Comme des médecins réclament la venue de cette super-infirmière surtout aux urgences, la chose pourrait aller assez rondement, d’autant plus que la praticienne est déjà reconnue aux États-Unis et dans plusieurs provinces canadiennes. Mme Colin, qui siège au comité de suivi du Forum sur les urgences en tant que représentante de la CREPUQ, croit cependant que la réflexion qu’amorce sa faculté sur le sujet devrait se faire avec les autres facultés des sciences infirmières du Québec.

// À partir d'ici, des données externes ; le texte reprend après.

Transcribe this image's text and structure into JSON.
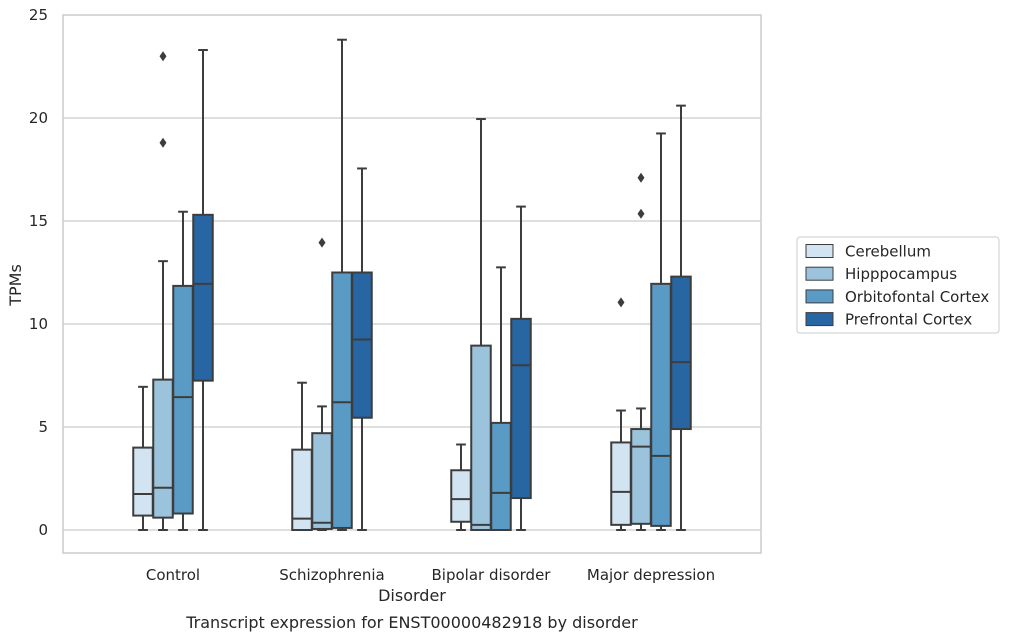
{
  "chart_data": {
    "type": "box",
    "title": "Transcript expression for ENST00000482918 by disorder",
    "xlabel": "Disorder",
    "ylabel": "TPMs",
    "ylim": [
      -1.1,
      25
    ],
    "yticks": [
      0,
      5,
      10,
      15,
      20,
      25
    ],
    "grid": "horizontal",
    "legend_position": "right",
    "categories": [
      "Control",
      "Schizophrenia",
      "Bipolar disorder",
      "Major depression"
    ],
    "series": [
      {
        "name": "Cerebellum",
        "color": "#d2e3f2",
        "boxes": [
          {
            "whislo": 0,
            "q1": 0.7,
            "med": 1.75,
            "q3": 4.0,
            "whishi": 6.95,
            "fliers": []
          },
          {
            "whislo": 0,
            "q1": 0.0,
            "med": 0.55,
            "q3": 3.9,
            "whishi": 7.15,
            "fliers": []
          },
          {
            "whislo": 0,
            "q1": 0.4,
            "med": 1.5,
            "q3": 2.9,
            "whishi": 4.15,
            "fliers": []
          },
          {
            "whislo": 0,
            "q1": 0.25,
            "med": 1.85,
            "q3": 4.25,
            "whishi": 5.8,
            "fliers": [
              11.05
            ]
          }
        ]
      },
      {
        "name": "Hipppocampus",
        "color": "#9bc3db",
        "boxes": [
          {
            "whislo": 0,
            "q1": 0.6,
            "med": 2.05,
            "q3": 7.3,
            "whishi": 13.05,
            "fliers": [
              18.8,
              23.0
            ]
          },
          {
            "whislo": 0,
            "q1": 0.05,
            "med": 0.35,
            "q3": 4.7,
            "whishi": 6.0,
            "fliers": [
              13.95
            ]
          },
          {
            "whislo": 0,
            "q1": 0.0,
            "med": 0.25,
            "q3": 8.95,
            "whishi": 19.95,
            "fliers": []
          },
          {
            "whislo": 0,
            "q1": 0.3,
            "med": 4.05,
            "q3": 4.9,
            "whishi": 5.9,
            "fliers": [
              15.35,
              17.1
            ]
          }
        ]
      },
      {
        "name": "Orbitofontal Cortex",
        "color": "#5a9bc6",
        "boxes": [
          {
            "whislo": 0,
            "q1": 0.8,
            "med": 6.45,
            "q3": 11.85,
            "whishi": 15.45,
            "fliers": []
          },
          {
            "whislo": 0,
            "q1": 0.1,
            "med": 6.2,
            "q3": 12.5,
            "whishi": 23.8,
            "fliers": []
          },
          {
            "whislo": 0,
            "q1": 0.0,
            "med": 1.8,
            "q3": 5.2,
            "whishi": 12.75,
            "fliers": []
          },
          {
            "whislo": 0,
            "q1": 0.2,
            "med": 3.6,
            "q3": 11.95,
            "whishi": 19.25,
            "fliers": []
          }
        ]
      },
      {
        "name": "Prefrontal Cortex",
        "color": "#2765a3",
        "boxes": [
          {
            "whislo": 0,
            "q1": 7.25,
            "med": 11.95,
            "q3": 15.3,
            "whishi": 23.3,
            "fliers": []
          },
          {
            "whislo": 0,
            "q1": 5.45,
            "med": 9.25,
            "q3": 12.5,
            "whishi": 17.55,
            "fliers": []
          },
          {
            "whislo": 0,
            "q1": 1.55,
            "med": 8.0,
            "q3": 10.25,
            "whishi": 15.7,
            "fliers": []
          },
          {
            "whislo": 0,
            "q1": 4.9,
            "med": 8.15,
            "q3": 12.3,
            "whishi": 20.6,
            "fliers": []
          }
        ]
      }
    ]
  }
}
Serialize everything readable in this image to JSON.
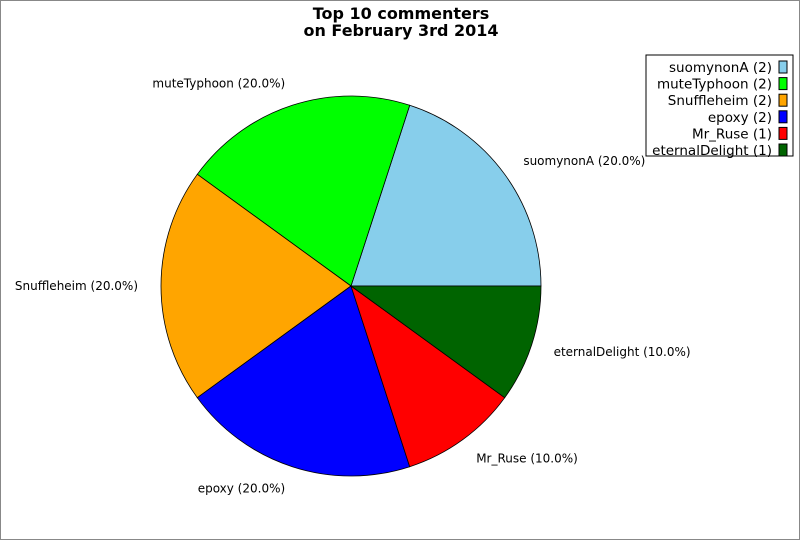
{
  "chart_data": {
    "type": "pie",
    "title": [
      "Top 10 commenters",
      "on February 3rd 2014"
    ],
    "start_angle_deg": 0,
    "direction": "counterclockwise",
    "legend_placement": "top-right",
    "slices": [
      {
        "name": "suomynonA",
        "value": 2,
        "percent": 20.0,
        "color": "#87ceeb",
        "label": "suomynonA (20.0%)",
        "legend": "suomynonA (2)"
      },
      {
        "name": "muteTyphoon",
        "value": 2,
        "percent": 20.0,
        "color": "#00ff00",
        "label": "muteTyphoon (20.0%)",
        "legend": "muteTyphoon (2)"
      },
      {
        "name": "Snuffleheim",
        "value": 2,
        "percent": 20.0,
        "color": "#ffa500",
        "label": "Snuffleheim (20.0%)",
        "legend": "Snuffleheim (2)"
      },
      {
        "name": "epoxy",
        "value": 2,
        "percent": 20.0,
        "color": "#0000ff",
        "label": "epoxy (20.0%)",
        "legend": "epoxy (2)"
      },
      {
        "name": "Mr_Ruse",
        "value": 1,
        "percent": 10.0,
        "color": "#ff0000",
        "label": "Mr_Ruse (10.0%)",
        "legend": "Mr_Ruse (1)"
      },
      {
        "name": "eternalDelight",
        "value": 1,
        "percent": 10.0,
        "color": "#006400",
        "label": "eternalDelight (10.0%)",
        "legend": "eternalDelight (1)"
      }
    ]
  }
}
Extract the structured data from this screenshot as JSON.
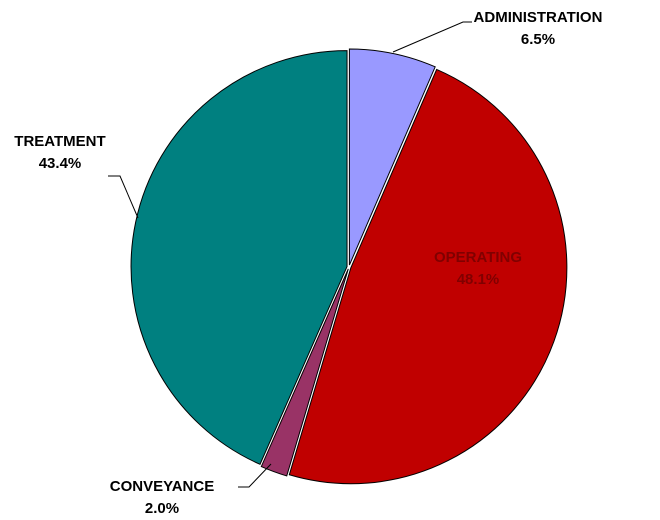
{
  "chart_data": {
    "type": "pie",
    "categories": [
      "ADMINISTRATION",
      "OPERATING",
      "CONVEYANCE",
      "TREATMENT"
    ],
    "values": [
      6.5,
      48.1,
      2.0,
      43.4
    ],
    "value_labels": [
      "6.5%",
      "48.1%",
      "2.0%",
      "43.4%"
    ],
    "colors": [
      "#9999ff",
      "#c00000",
      "#993366",
      "#008080"
    ]
  }
}
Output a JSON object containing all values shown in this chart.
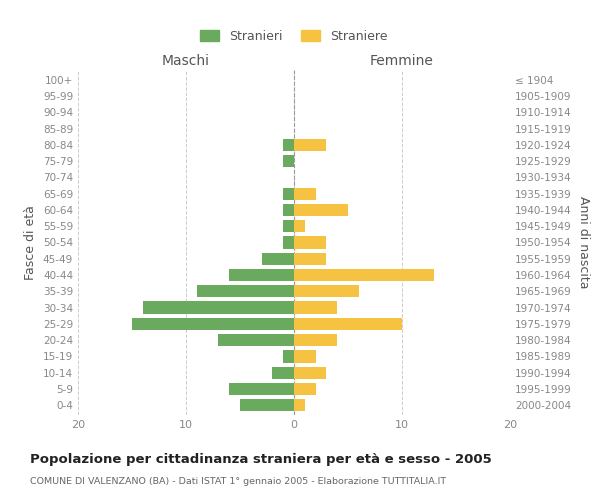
{
  "age_groups": [
    "0-4",
    "5-9",
    "10-14",
    "15-19",
    "20-24",
    "25-29",
    "30-34",
    "35-39",
    "40-44",
    "45-49",
    "50-54",
    "55-59",
    "60-64",
    "65-69",
    "70-74",
    "75-79",
    "80-84",
    "85-89",
    "90-94",
    "95-99",
    "100+"
  ],
  "birth_years": [
    "2000-2004",
    "1995-1999",
    "1990-1994",
    "1985-1989",
    "1980-1984",
    "1975-1979",
    "1970-1974",
    "1965-1969",
    "1960-1964",
    "1955-1959",
    "1950-1954",
    "1945-1949",
    "1940-1944",
    "1935-1939",
    "1930-1934",
    "1925-1929",
    "1920-1924",
    "1915-1919",
    "1910-1914",
    "1905-1909",
    "≤ 1904"
  ],
  "maschi": [
    5,
    6,
    2,
    1,
    7,
    15,
    14,
    9,
    6,
    3,
    1,
    1,
    1,
    1,
    0,
    1,
    1,
    0,
    0,
    0,
    0
  ],
  "femmine": [
    1,
    2,
    3,
    2,
    4,
    10,
    4,
    6,
    13,
    3,
    3,
    1,
    5,
    2,
    0,
    0,
    3,
    0,
    0,
    0,
    0
  ],
  "color_maschi": "#6aaa5f",
  "color_femmine": "#f5c242",
  "xlim": 20,
  "title": "Popolazione per cittadinanza straniera per età e sesso - 2005",
  "subtitle": "COMUNE DI VALENZANO (BA) - Dati ISTAT 1° gennaio 2005 - Elaborazione TUTTITALIA.IT",
  "ylabel_left": "Fasce di età",
  "ylabel_right": "Anni di nascita",
  "label_maschi": "Stranieri",
  "label_femmine": "Straniere",
  "header_left": "Maschi",
  "header_right": "Femmine",
  "background_color": "#ffffff",
  "grid_color": "#cccccc"
}
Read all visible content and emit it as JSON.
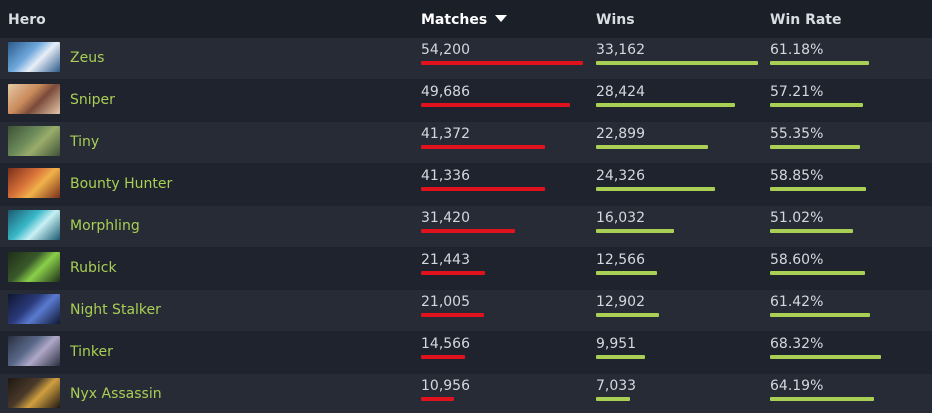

Formation intégrée D.E.C.-baccalauréat

Autre dossier prioritaire de la doyenne: la formation intégrée de cinq ans D.E.C.-baccalauréat. En effet, environ 25% des étudiantes se présentent à l’Université non pas avec un D.E.C. général mais avec un D.E.C. en sciences infirmières obtenu au cégep, ce qui nécessite la coexistence à la Faculté de deux profils de formation au baccalauréat.

Le ministre de l’Éducation François Legault a donc demandé à un comité de lui faire des recommandations sur une formation intégrée pour l’entrée dans la profession. Mme Colin considère que le Québec accuse un certain retard en matière de formation par rapport aux États-Unis, où le baccalauréat est obligatoire pour accéder à la profession d’infirmière. Il en sera de même en Ontario à compter de 2005.

«La formation universitaire permet un meilleur jugement clinique et prépare mieux à un travail communautaire, signale la doyenne. Lorsque, par exemple, une infirmière est seule au domicile d’un patient et que celui-ci décompense, elle doit avoir été préparée à faire face à ce genre de situation pour savoir comment s’y prendre.» L’intégration des programmes des deux ordres d’enseignement permettra aussi d’éviter les chevauchements pour celles qui poursuivent leurs études à l’université.


Formation clinique et recherche

Au moment où il y a pénurie d’infirmières et où celles qui sont en poste sont débordées, la Faculté doit demander à quelque 160 à 200 infirmières de participer à la formation d’une stagiaire chacune pendant plusieurs semaines, et ce, avec des moyens négligeables. «Il faut augmenter le nombre de professeurs de clinique et aussi améliorer la reconnaissance de ce travail très exigeant, signale Christine Colin. Cette partie de la formation est méconnue, sous-évaluée et sous-financée.» Elle tient cependant à préciser que la collaboration des centres et instituts affiliés, particulièrement des directions des soins infirmiers, est excellente. «C’est d’ailleurs avec eux que nous voulons réfléchir sur nos programmes de formation.»

Enfin, la doyenne croit que la Faculté, qui a fait de grands pas en recherche depuis une dizaine d’années, doit continuer de développer la recherche clinique et les connaissances en évaluation des interventions. Cette recherche a des retombées non seulement sur la qualité de vie du patient mais aussi sur les coûts du système. «Une intervention efficace permet dans bien des cas d’éviter une réhospitalisation.»

Mme Colin, qui se passionne pour tout ce qui touche la prévention et la promotion de la santé, fait partie d’une équipe de chercheurs en sciences infirmières et en médecine sociale et préventive dont les travaux portent sur la périnatalité en milieu défavorisé.

La Faculté a connu une augmentation de 20% de ses inscriptions au baccalauréat. Elle compte maintenant environ 1250 étudiants au baccalauréat dont 14% sont des hommes. Une trentaine d’étudiantes sont inscrites au doctorat dans un programme donné conjointement avec l’Université McGill. Mais il faudra voir à revaloriser cette profession si l’on veut continuer d’y intéresser les jeunes. Et cette valorisation ne tient pas qu’à la formation, observe Christine Colin. Elle tient aussi aux conditions de travail dans le milieu et à la rémunération. Or, en 1998, seulement la moitié des infirmières avaient un poste régulier à temps plein et 18% avaient un poste temporaire à temps partiel.